Ньют не стал утруждать себя поисками а-вдруг-завалявшейся-где-нибудь запакованной зубной щетки и ограничился только ополаскивателем. С трудом развязал гигантских размеров платок, сковывавший кожу до покраснения, одарил дату скептичным взглядом из-под изогнувшихся бровей и скрыл ее с глаз долой серой тканью кофты, которая казалась с недавних пор второй кожей — настолько часто он появлялся везде именно в ней. Лицо в зеркале порозовело, облитое холодное водой, и мешков под глазами наконец-то не наблюдалось. И вид из потрепанного (особенно после небрежного приглаживания волос мокрой ладонью) превратился в по-человечески приемлемый — с таким снаружи показаться было не стыдно и не страшно, что кто-нибудь обязательно отшатнется и отпустит пару шуток про зомби или вампиров.
Ньют долго рылся в прибитом под самым потолком крошечном ящичке, откуда вываливась цветастые уголки махровых полотенец, пахнущих приторным фруктовым кондиционером. Параллельно прислушивался к звукам извне, хоть до возвращения Томаса и оставалось не меньше двух часов и бояться, что тот заявится ни с того ни с сего пораньше, не приходилось. И, как это обычно бывает, когда руки заняты, а мозги вполне свободны, Ньют неприлично много думал.

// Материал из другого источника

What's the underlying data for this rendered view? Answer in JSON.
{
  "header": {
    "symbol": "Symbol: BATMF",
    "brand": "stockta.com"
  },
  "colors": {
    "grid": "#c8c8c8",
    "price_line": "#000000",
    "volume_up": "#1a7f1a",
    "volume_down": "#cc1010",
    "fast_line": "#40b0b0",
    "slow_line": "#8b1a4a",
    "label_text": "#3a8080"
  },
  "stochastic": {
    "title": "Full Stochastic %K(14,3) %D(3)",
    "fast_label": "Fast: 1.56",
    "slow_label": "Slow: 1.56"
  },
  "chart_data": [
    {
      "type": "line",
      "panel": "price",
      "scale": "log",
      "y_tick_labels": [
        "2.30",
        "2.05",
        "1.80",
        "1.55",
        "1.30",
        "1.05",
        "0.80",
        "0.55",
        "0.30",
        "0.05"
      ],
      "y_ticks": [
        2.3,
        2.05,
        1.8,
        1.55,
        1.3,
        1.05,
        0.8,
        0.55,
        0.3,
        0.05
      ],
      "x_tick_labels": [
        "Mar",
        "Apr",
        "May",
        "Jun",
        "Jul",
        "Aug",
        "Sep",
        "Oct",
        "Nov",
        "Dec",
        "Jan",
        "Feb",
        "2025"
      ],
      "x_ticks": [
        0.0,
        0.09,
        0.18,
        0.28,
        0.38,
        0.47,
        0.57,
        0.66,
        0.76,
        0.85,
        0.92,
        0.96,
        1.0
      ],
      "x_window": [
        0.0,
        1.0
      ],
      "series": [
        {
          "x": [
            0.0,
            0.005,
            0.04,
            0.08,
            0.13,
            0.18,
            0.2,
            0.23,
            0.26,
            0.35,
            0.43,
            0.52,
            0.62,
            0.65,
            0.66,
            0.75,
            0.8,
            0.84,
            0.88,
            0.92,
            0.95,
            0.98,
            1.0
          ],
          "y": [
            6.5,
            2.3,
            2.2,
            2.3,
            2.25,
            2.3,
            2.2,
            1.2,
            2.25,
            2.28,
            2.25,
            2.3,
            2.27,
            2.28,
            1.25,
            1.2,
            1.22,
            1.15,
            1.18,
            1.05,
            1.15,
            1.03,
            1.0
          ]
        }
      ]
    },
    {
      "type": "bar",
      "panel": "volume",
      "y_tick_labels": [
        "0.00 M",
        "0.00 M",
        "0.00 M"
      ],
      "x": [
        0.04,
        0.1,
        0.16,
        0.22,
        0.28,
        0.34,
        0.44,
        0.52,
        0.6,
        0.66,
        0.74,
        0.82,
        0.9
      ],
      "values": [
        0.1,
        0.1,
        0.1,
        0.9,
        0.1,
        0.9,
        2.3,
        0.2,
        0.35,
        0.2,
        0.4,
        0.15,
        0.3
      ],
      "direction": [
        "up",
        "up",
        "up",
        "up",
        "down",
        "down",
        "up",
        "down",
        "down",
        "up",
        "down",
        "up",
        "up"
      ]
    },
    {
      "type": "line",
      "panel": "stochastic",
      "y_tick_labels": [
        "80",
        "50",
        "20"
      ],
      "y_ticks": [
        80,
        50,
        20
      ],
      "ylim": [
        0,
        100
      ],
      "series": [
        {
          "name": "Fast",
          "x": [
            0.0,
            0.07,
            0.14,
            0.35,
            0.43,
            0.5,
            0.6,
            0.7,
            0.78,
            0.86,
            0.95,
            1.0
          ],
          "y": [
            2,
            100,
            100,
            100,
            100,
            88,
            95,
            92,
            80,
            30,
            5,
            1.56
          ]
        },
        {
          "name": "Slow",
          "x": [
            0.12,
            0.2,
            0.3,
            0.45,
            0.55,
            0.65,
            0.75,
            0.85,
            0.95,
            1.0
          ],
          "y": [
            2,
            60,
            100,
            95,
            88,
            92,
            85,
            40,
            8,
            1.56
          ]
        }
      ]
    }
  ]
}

Как это теперь можно было назвать? То, что творится между ним и Томасом? Под определение здоровых или состоявшихся отношений это не подходило. Он, Ньют, пусть и решившись на нечто достаточно в его понимании радикальное, до сих пор с трудом осознает, чего хочет, - откуда взяться однозначному ответу на эти вопросы? И все же с мертвой точки они сдвинулись — это очевидно. Лично Ньют сдвинулся с мертвой точки. Он не бегает от Томаса (или по крайней мере старается не бегать) и не играет с ним в угадайку, такую угадайку, когда он не знает ответа на задаваемые им самим вопросы. Он не шарахается от любой попытки Томаса показать свою привязанность. Это определенно прогресс.
Но вчерашнее?
Случается же такое, когда делаешь шаг, который в определенную минуту кажется вполне осознанным и продуманным по всем пунктам, а после, сделав второй, осознаешь, что шагнул немножечко не туда. Самую малость, но не туда. И Ньют не знал толком, действительно ли он шагнул не туда или же какая-то особо настырная часть его сущности пыталась его в этом уверить.
Он ходил из угла в угол, экспериментальным способом узнал, что путь от проема в кухню-гостиную до так называемой барной стойки, заменяющей стол, занимает шесть огромных шагов и приблизительно четырнадцать маленьких, что врезаться лбом в держатель для фужеров и чудом не выбить что-нибудь все-таки возможно, а если нажать на красную кнопочку на холодильнике, тот начнет подозрительно гудеть и в итоге понизит температуру. Почему-то после нескольких минут бродяжничества по квартире Томаса у Ньюта выработался к ней особый вид привыкания, который позволял ему беззастенчиво все разглядывать, переставлять с места на место и не бояться что-либо испортить.
Томас написал ему незадолго до окончания рабочего дня. Сообщения от него приходили сплошным потоком, дробящимся на короткие, не длиннее двух или трех слов, фразы, перегруженные стандартными смайликами с бесчисленным множеством улыбок-скобок. Сначала Томас вежливо поинтересовался, как Ньют себя чувствует, затем довольно витиевато и неуклюже осведомился, не сбежал ли Ньют домой, и только потом, получив два положительных ответа, в лоб задал спонтанный вопрос, над которым Ньют, впрочем, даже задумался:
«Как ты относишься к китайской кухне?»
«Просто я не хочу»
«Готовить сам»
«Лень :)))»
Можно было подумать, что переписывался Ньют с младшим братом из начальной школы, и потому ему жутко захотелось Томаса передразнить и ответить в той же манере, но делать этого он не стал: голова все еще пыталась осмыслить, любит ли Ньют китайскую еду. Он не был уверен, что те маленькие порции на вынос, какие иной раз позволяла покупать мать, можно было считать настоящей китайской едой (да и ту, что намеревался привезти Томас, скорее всего, — тоже) и поэтому напечатал нечто наиболее честное, закапывая выползавшую на лицо улыбку в воротник:
«Никогда не пробовал, если честно, но не откажусь».
Томас отправил еще несколько раздробленных на раздражающе короткие однословные фразы сообщений, выразил с помощью комбинаций символов все подвластные человеку радостные эмоции и зачем-то приправил это все поцелуйчиком. Скромным, осознающим свою неуместность, но все же имевшим место быть. Ньют усмехнулся, пролистывая одно «облачко» за другим, и внезапно, неожиданно для самого себя нахмурился: в кучу оповещений от Томаса протиснулось еще одно. От матери.